O Projeto de Resolução do Senado (PRS) 54/2026 foi protocolado nesta sexta-feira (18/9) e altera o Regimento Interno da Casa. Atualmente, a decisão sobre o recebimento de denúncias por crime de responsabilidade passa pelo presidente do Senado, cargo ocupado por Davi Alcolumbre (União-AP), sem um prazo regimental específico para a manifestação.
Pelo texto apresentado por Marinho, o presidente teria até 30 dias úteis para decidir sobre a denúncia. Depois, a Mesa do Senado também teria prazo de até 30 dias úteis para analisar o caso.
A principal mudança prevista ocorre caso esses prazos terminem sem uma decisão. Nessa situação, um requerimento assinado por pelo menos 49 senadores poderá permitir o recebimento da denúncia sem depender de um despacho da Presidência do Senado.
Na justificativa, Marinho afirma que pretende evitar que denúncias permaneçam indefinidamente sem uma decisão. O senador argumenta que a definição de prazos busca dar previsibilidade ao procedimento e, ao mesmo tempo, preservar mecanismos para impedir o avanço de pedidos que não atendam aos requisitos necessários.

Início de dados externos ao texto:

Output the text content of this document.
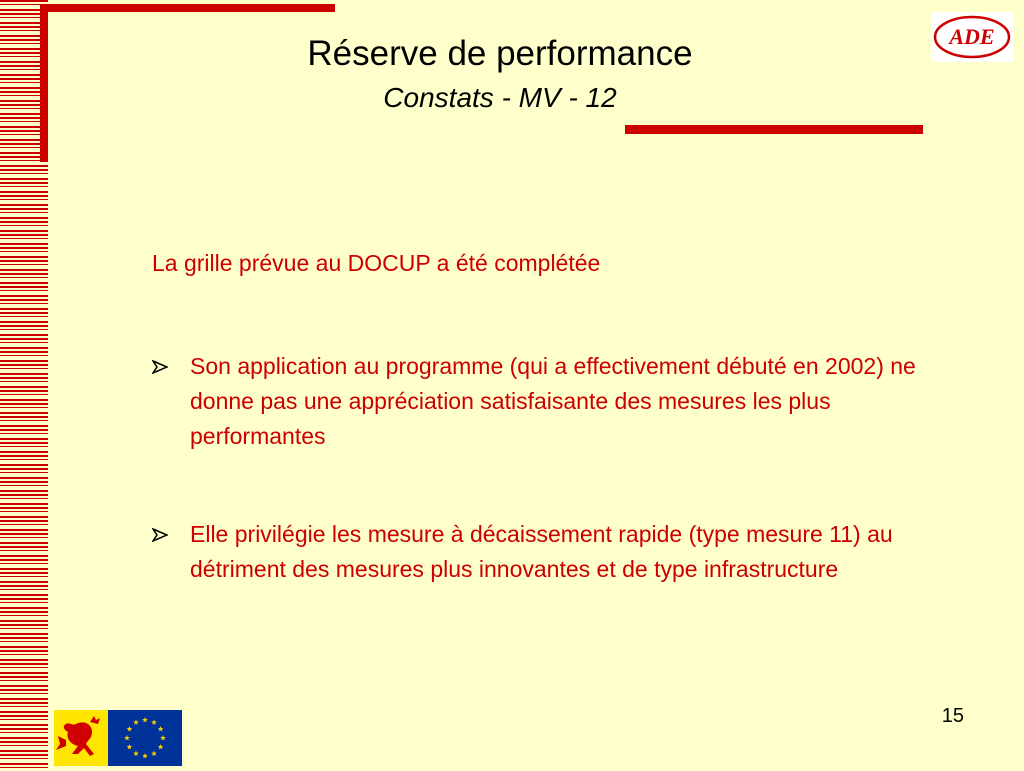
ADE
Réserve de performance
Constats - MV - 12
La grille prévue au DOCUP a été complétée
Son application au programme (qui a effectivement débuté en 2002) ne donne pas une appréciation satisfaisante des mesures les plus performantes
Elle privilégie les mesure à décaissement rapide (type mesure 11) au détriment des mesures plus innovantes et de type infrastructure
15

Rejeição poderá ser contestada
O projeto também limita as situações em que uma denúncia poderá ser rejeitada inicialmente. Entre as hipóteses previstas estão a saída da autoridade do cargo, a ausência de fatos que possam configurar crime de responsabilidade e a falta de legitimidade de quem apresentou o pedido.
Mesmo nesses casos, a decisão poderá ser contestada. A proposta permite que nove senadores apresentem recurso contra a rejeição para levar a discussão ao plenário.
Para que a decisão seja revertida e a denúncia avance, será necessário o apoio de 49 senadores.
A mudança reduziria, na prática, a possibilidade de a decisão sobre o andamento inicial de um pedido ficar exclusivamente nas mãos do presidente da Casa.
Projeto ainda precisa avançar no Senado
As novas regras ainda não estão valendo. O projeto foi autuado na sexta-feira e, até a atualização mais recente do sistema do Senado, aguardava despacho para o início da tramitação.
Por se tratar de uma proposta de alteração do Regimento Interno, o texto ainda precisará avançar no próprio Senado antes que as mudanças possam entrar em vigor.
A proposta surge em meio à discussão sobre os pedidos de impeachment apresentados contra integrantes do STF e sobre o poder da Presidência do Senado para decidir se essas denúncias terão andamento.